Revue du banquet de mariage: Lily Gladstone apporte l'humour et le cœur à la réimagination radicale
Sundance 2025: le classique d'Ang Lee obtient une nouvelle prise de nouveauté dans cette dramatique gagnante avec Bowen Yang et Kelly Marie Tran
Dans un monde de remakes apparemment sans fin qui jouent davantage comme des rechaptages par cœur que des explorations véritablement nouvelles qui peuvent se tenir seules, il y a quelque chose de spécial dans un film rare comme le «Banquet de mariage» de l'écrivain / réalisateur Andrew Ahn qui émerge de l'ombre de ce est venu avant. Dans un scénario, il a co-écrit avec James Schamus, le cinéaste derrière «Wornewsways» et «Fire Island» fait de ce qui est son film le plus charmant, compatissant et agréable à la foule. Jetez une autre performance stellaire par le grand Lily Gladstone («Killers of the Flower Moon»), qui n'a pas encore manqué dans tous les rôle qu'elle assume, ainsi qu'un excellent ensemble qui l'entoure et vous avez un mélange gagnant .
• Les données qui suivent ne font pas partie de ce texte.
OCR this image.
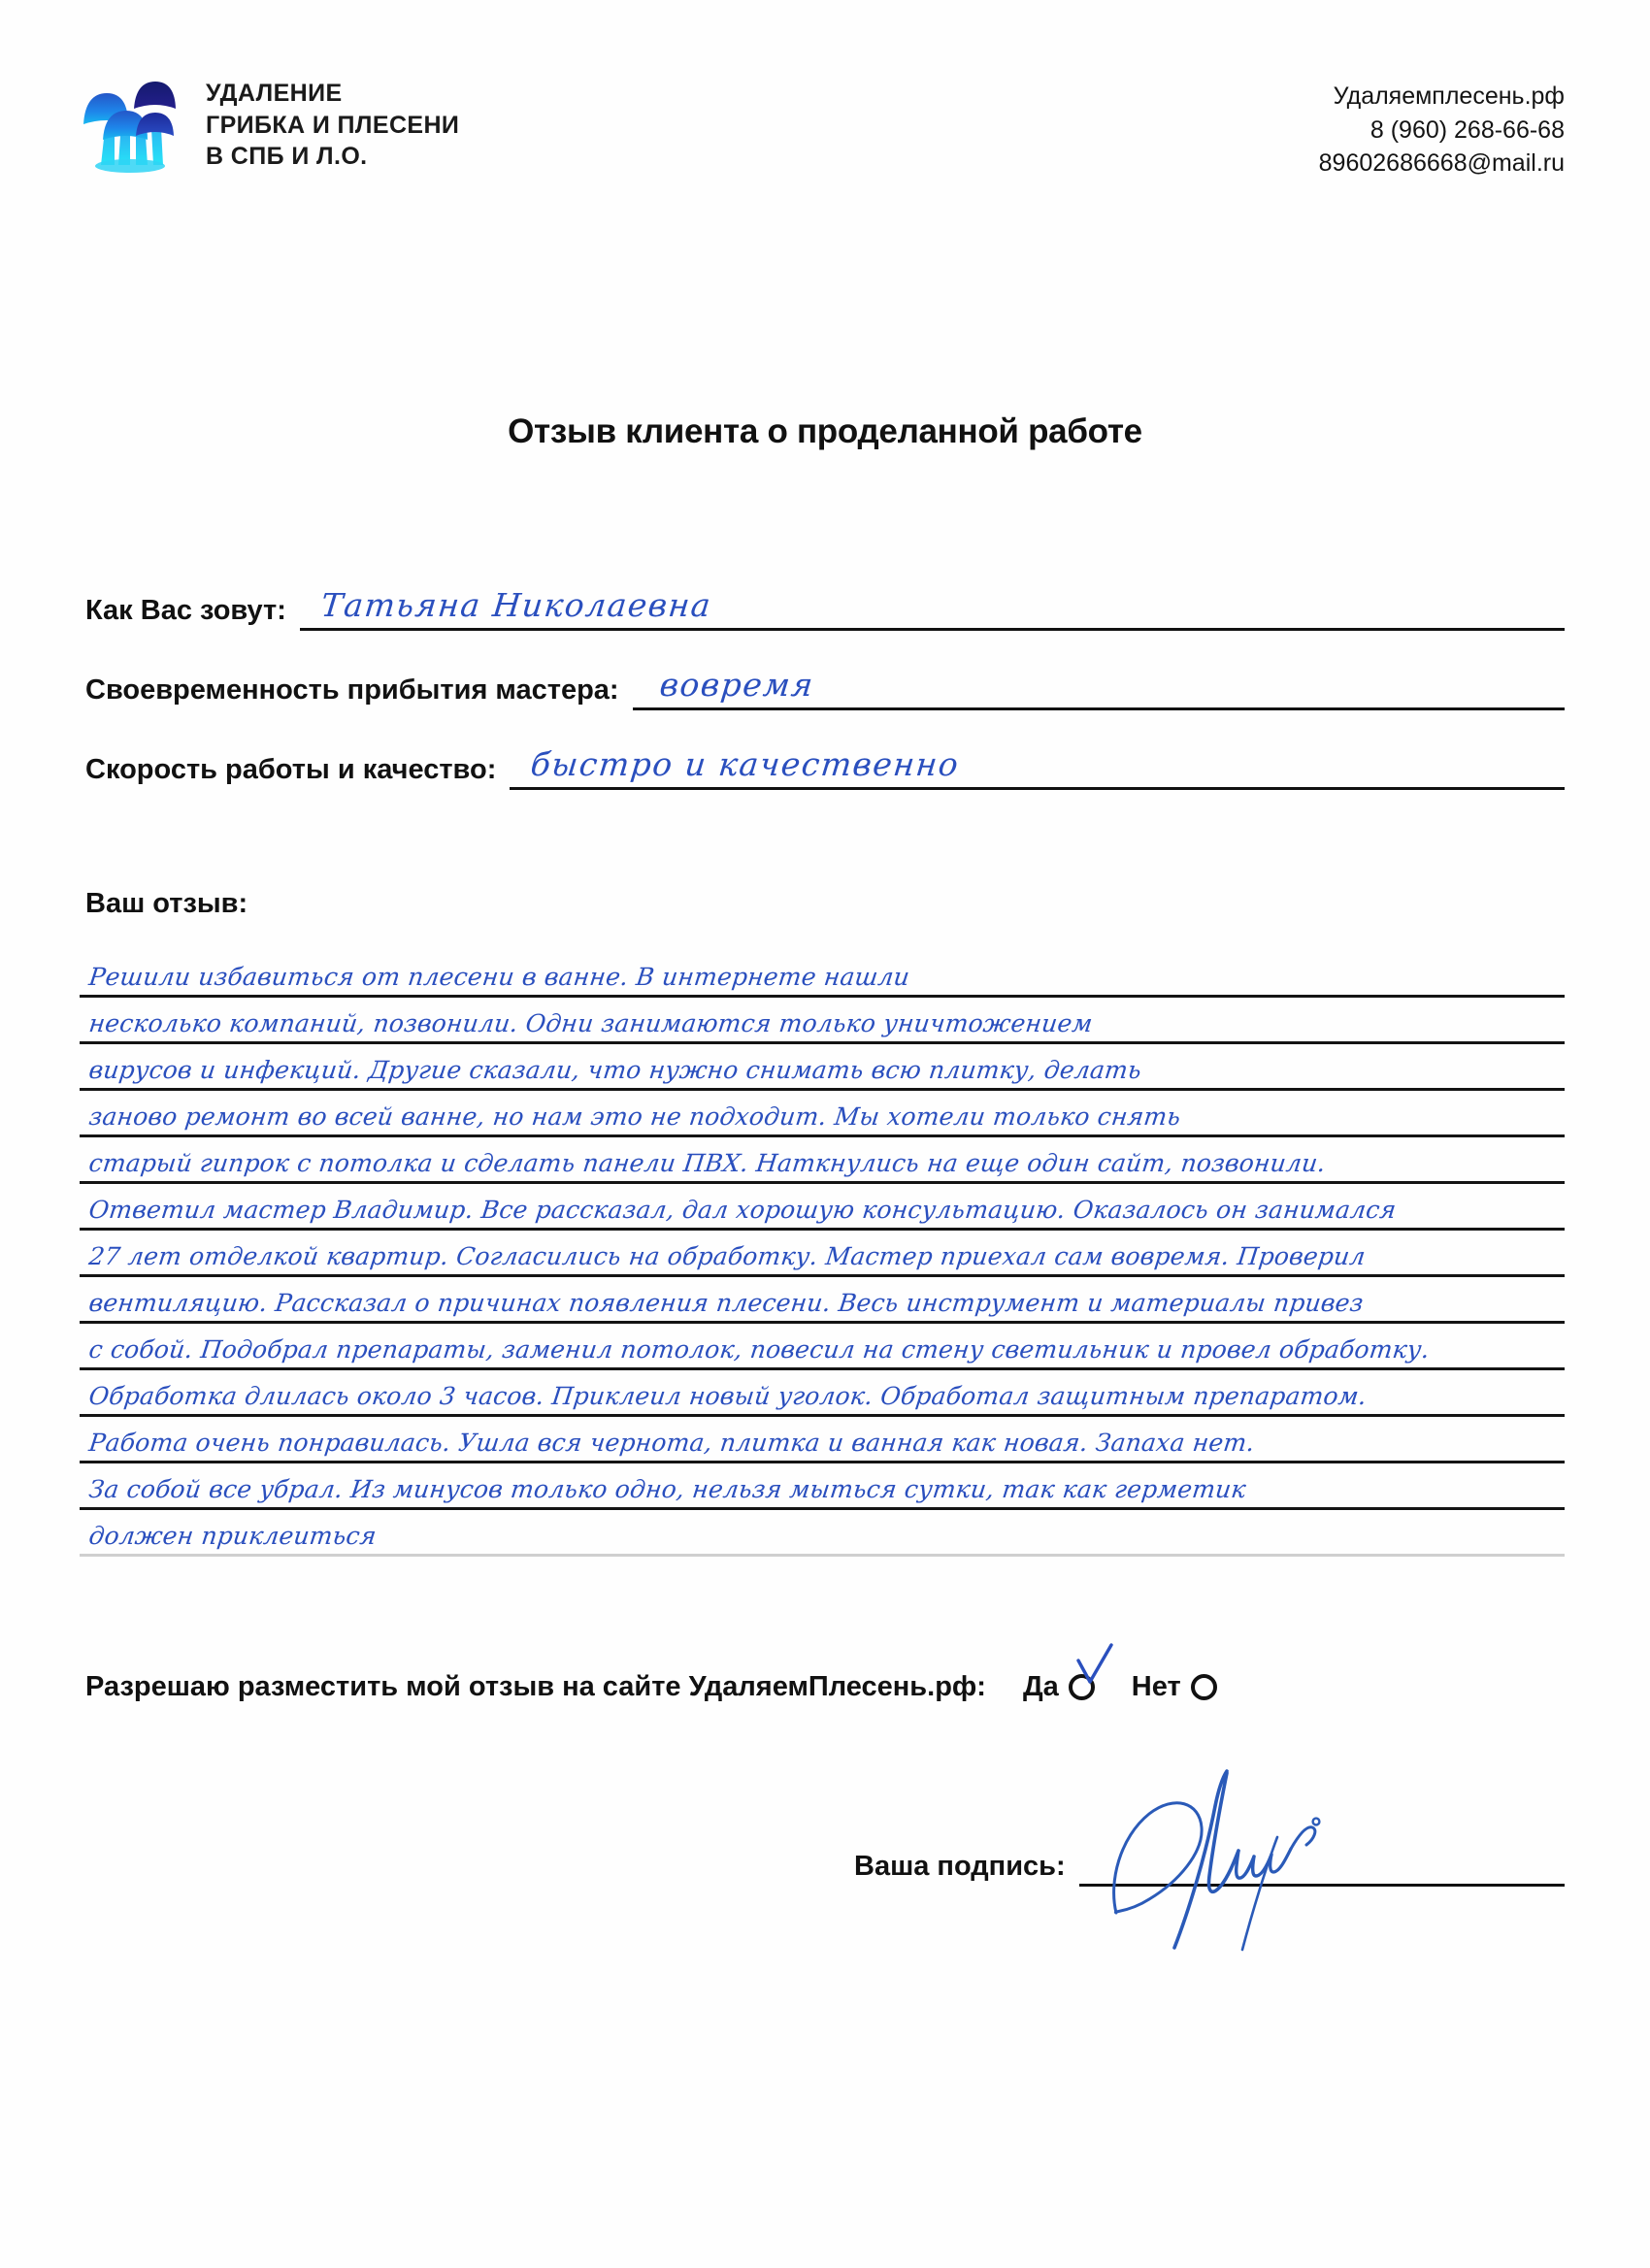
УДАЛЕНИЕ
ГРИБКА И ПЛЕСЕНИ
В СПБ И Л.О.
Удаляемплесень.рф
8 (960) 268-66-68
89602686668@mail.ru
Отзыв клиента о проделанной работе
Как Вас зовут: Татьяна Николаевна
Своевременность прибытия мастера: вовремя
Скорость работы и качество: быстро и качественно
Ваш отзыв:
Решили избавиться от плесени в ванне. В интернете нашли
несколько компаний, позвонили. Одни занимаются только уничтожением
вирусов и инфекций. Другие сказали, что нужно снимать всю плитку, делать
заново ремонт во всей ванне, но нам это не подходит. Мы хотели только снять
старый гипрок с потолка и сделать панели ПВХ. Наткнулись на еще один сайт, позвонили.
Ответил мастер Владимир. Все рассказал, дал хорошую консультацию. Оказалось он занимался
27 лет отделкой квартир. Согласились на обработку. Мастер приехал сам вовремя. Проверил
вентиляцию. Рассказал о причинах появления плесени. Весь инструмент и материалы привез
с собой. Подобрал препараты, заменил потолок, повесил на стену светильник и провел обработку.
Обработка длилась около 3 часов. Приклеил новый уголок. Обработал защитным препаратом.
Работа очень понравилась. Ушла вся чернота, плитка и ванная как новая. Запаха нет.
За собой все убрал. Из минусов только одно, нельзя мыться сутки, так как герметик
должен приклеиться
Разрешаю разместить мой отзыв на сайте УдаляемПлесень.рф: Да	Нет
Ваша подпись:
L'histoire du «banquet de mariage» mis à jour déplace le cadre de Seattle où il nous présente Lee (Gladstone) et sa petite amie Angela (Kelly Marie Tran) alors qu'ils essaient d'avoir un enfant à travers la FIV. Ils espèrent, mais chaque échec apporte une douleur qui pèse lourdement sur le duo. Cela se fait particulièrement ressenti dans la performance de Gladstone car elle est en mesure d'en dire à nouveau longs, même si l'on ne disait pas un mot, passant d'un partenaire jubilant et ludique à plus sombre sans manquer un pas. Pendant que cela se déroule, il y a le duo de Charles (Bowen Yang) et son petit ami Min (Han Gi-chan) qui vivent dans la maison d'hôtes de Lee. Dans les premières scènes, il y a un ton sérieux mais toujours ludique au film. Ils sont heureux de vivre ensemble à proximité et travaillent vers l'avenir qu'ils espèrent construire par eux-mêmes.
Cependant, tout comme le film original, le conflit se présente sous la forme d'un faux mariage pour une carte verte, quelque chose que Min propose comme Chris dit qu'il n'est pas encore prêt à faire le nœud. Cela étant dit, cette configuration familière n'est que le début de ce que cette prise a en magasin. Plus de complications garantissent de démêler une foule de subversions intelligentes de nos attentes, et une profondeur émotionnelle que ce film peut appeler la sienne.
Les questions que AHN souhaite explorer sont toutes des engagements distinctement modernes sur l'engagement qui fournissent un noyau thématique rafraîchissant et unique. Il ne s'agit pas seulement des personnages, qui se sentent tous complètement authentiques, mais la façon dont l'histoire se développe. Bien que l'original ait réussi à puiser dans quelque chose de nouveau pour son temps, il n'est pas non plus intouchable et, comme Ahn le prouve de manière si décisive ici, valait la peine d'être revu juste pour que nous puissions découvrir son approche réfléchie.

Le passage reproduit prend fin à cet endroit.